Somewhat like America’s Social Security, those working now fund the retirements of the elderly. In that regard, it’s not dissimilar from a Ponzi scheme, the investment scam that landed Bernard Madoff in prison. 

France’s pensions, like American Social Security, are government-controlled. Government officials determine when and how much money you receive upon retirement. Imagine paying into a system your entire life, only to have French President Emmanuel Macron issue the French equivalent of an executive order and delay your retirement age—which happened recently with France’s pension reforms.

So, why don’t the French invest in private retirement accounts?

France’s crippling progressive income tax and social charges leave little money to invest. Moreover, high investment taxes make investing less advantageous for those with modest to middle-class incomes. It’s a progressive tax code, so the more you make, the more the government takes.

Moreover, French salaries are roughly half those in the United States. This, coupled with taxes and social charges, leaves little money left to invest, let alone spend on food, clothing, or life’s little luxuries. By the way, all goods are subject to a 20% value added tax. 

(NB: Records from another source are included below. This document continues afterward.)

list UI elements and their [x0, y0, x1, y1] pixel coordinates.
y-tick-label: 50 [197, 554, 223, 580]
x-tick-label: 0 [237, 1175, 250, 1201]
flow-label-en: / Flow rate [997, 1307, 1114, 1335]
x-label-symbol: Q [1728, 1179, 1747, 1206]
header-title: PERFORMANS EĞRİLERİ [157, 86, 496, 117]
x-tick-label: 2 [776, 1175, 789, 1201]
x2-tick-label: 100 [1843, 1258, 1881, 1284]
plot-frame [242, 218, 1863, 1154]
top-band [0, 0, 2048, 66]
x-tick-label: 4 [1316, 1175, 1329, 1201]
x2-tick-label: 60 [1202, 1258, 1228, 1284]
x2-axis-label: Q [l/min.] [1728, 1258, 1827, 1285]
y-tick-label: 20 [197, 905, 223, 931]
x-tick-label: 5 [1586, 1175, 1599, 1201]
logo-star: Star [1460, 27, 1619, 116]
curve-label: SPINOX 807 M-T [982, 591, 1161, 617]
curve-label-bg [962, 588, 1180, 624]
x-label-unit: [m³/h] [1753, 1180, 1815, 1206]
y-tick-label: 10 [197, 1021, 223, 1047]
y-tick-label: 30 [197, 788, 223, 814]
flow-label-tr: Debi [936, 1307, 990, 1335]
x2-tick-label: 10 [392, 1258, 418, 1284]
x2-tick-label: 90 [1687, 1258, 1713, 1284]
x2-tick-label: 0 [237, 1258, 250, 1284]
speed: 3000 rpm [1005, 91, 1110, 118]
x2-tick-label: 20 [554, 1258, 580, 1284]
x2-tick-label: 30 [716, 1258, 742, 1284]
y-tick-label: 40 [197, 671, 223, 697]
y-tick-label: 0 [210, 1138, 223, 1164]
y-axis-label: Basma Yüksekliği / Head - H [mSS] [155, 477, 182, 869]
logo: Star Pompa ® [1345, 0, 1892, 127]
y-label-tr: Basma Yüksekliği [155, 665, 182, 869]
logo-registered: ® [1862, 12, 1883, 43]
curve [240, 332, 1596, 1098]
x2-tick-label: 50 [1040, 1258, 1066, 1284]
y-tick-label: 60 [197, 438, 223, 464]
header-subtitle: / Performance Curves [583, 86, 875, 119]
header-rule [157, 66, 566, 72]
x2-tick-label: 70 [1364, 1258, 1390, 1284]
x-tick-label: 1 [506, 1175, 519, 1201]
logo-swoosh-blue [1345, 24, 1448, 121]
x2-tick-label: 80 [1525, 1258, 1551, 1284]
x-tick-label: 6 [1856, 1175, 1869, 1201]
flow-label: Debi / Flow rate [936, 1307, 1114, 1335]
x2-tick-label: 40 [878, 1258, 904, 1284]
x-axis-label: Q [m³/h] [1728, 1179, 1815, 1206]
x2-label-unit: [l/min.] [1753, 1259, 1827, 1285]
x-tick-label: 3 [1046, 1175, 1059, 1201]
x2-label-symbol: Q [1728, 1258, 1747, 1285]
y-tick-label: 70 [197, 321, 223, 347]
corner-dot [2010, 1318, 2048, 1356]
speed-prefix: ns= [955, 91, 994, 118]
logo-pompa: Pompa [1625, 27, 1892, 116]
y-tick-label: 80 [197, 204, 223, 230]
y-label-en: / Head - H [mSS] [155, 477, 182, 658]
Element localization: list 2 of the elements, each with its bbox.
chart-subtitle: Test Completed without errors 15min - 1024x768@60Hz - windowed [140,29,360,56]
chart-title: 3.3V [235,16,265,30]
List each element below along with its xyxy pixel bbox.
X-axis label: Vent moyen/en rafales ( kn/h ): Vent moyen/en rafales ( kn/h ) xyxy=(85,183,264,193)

Some argue, “But at least in Europe, you get something for your taxes.” The United States spends 46% of its federal budget on Medicare, Medicaid, and Social Security. In the U.S., someone gets something, but that person may not be you. Imagine not getting something, but with half your income and double your taxes; that’s France.

Americans also idealize European labor protections, but those laws, too, come with downsides. 

Most French workers are entitled to generous benefits, including unemployment, maternity leave, and vacation days. To be clear, everyone deserves access to gainful, dignified employment free of exploitation. France seeks to achieve that through government-mandated worker benefits and strict government control. Like most government policies, that negatively impacts the most vulnerable and creates a thriving black market.

France’s onerous labor laws and employment taxes push workers into “off the books” employment, and consumers tend to gravitate towards cheap labor. That’s especially common in industries where people pay other people directly, like for domestic work.

Imagine Marianne, a housekeeper. If Marianne does so as a “full employee,” the family employing her pays 28€-40€ ($30-$43) per hour, of which she keeps roughly 12-15€. ($13-$16). If Marianne is “off the books,” however, she charges what she wants and keeps every cent. As such, some workers, especially immigrants and refugees, work “off the books.”

Studies show that off-the-books labor represents more than 10.8% of France’s gross domestic product. Given the nature of off-the-books labor, it’s difficult to know exactly how many workers are paid off the books in any country. But in general, the higher the tax and regulatory burdens of employment, the greater the incentive to evade them. 

Workers, especially those who are vulnerable or economically disadvantaged, ought keep as much of their paychecks as possible. But France’s bloated government is more interested in protecting people from themselves and, in the process, limits flexibility and freedom for those who need it most.

There’s no simple answer to providing the best services to the greatest number of people. But France shows that government one-size-fits-all policies are not the answer, nor are they “free.”

Americans on the right and left call for “free” services like health care. Biden’s 2021 American Families Plan boasted “free” education, including universal preschool. The conservative CEO of Americans United for Life called for making childbirth “free,” but I hope she is prepared to spend the money needed to make it “free” and is aware of the effect that government funding can have on access to resources, individual choice, and quality of care.

From across the Atlantic, I see America moving toward a European model, in which services are government-controlled. But for America to live up to its promise of being conceived in liberty, we must put responsibility in the hands of individuals and families.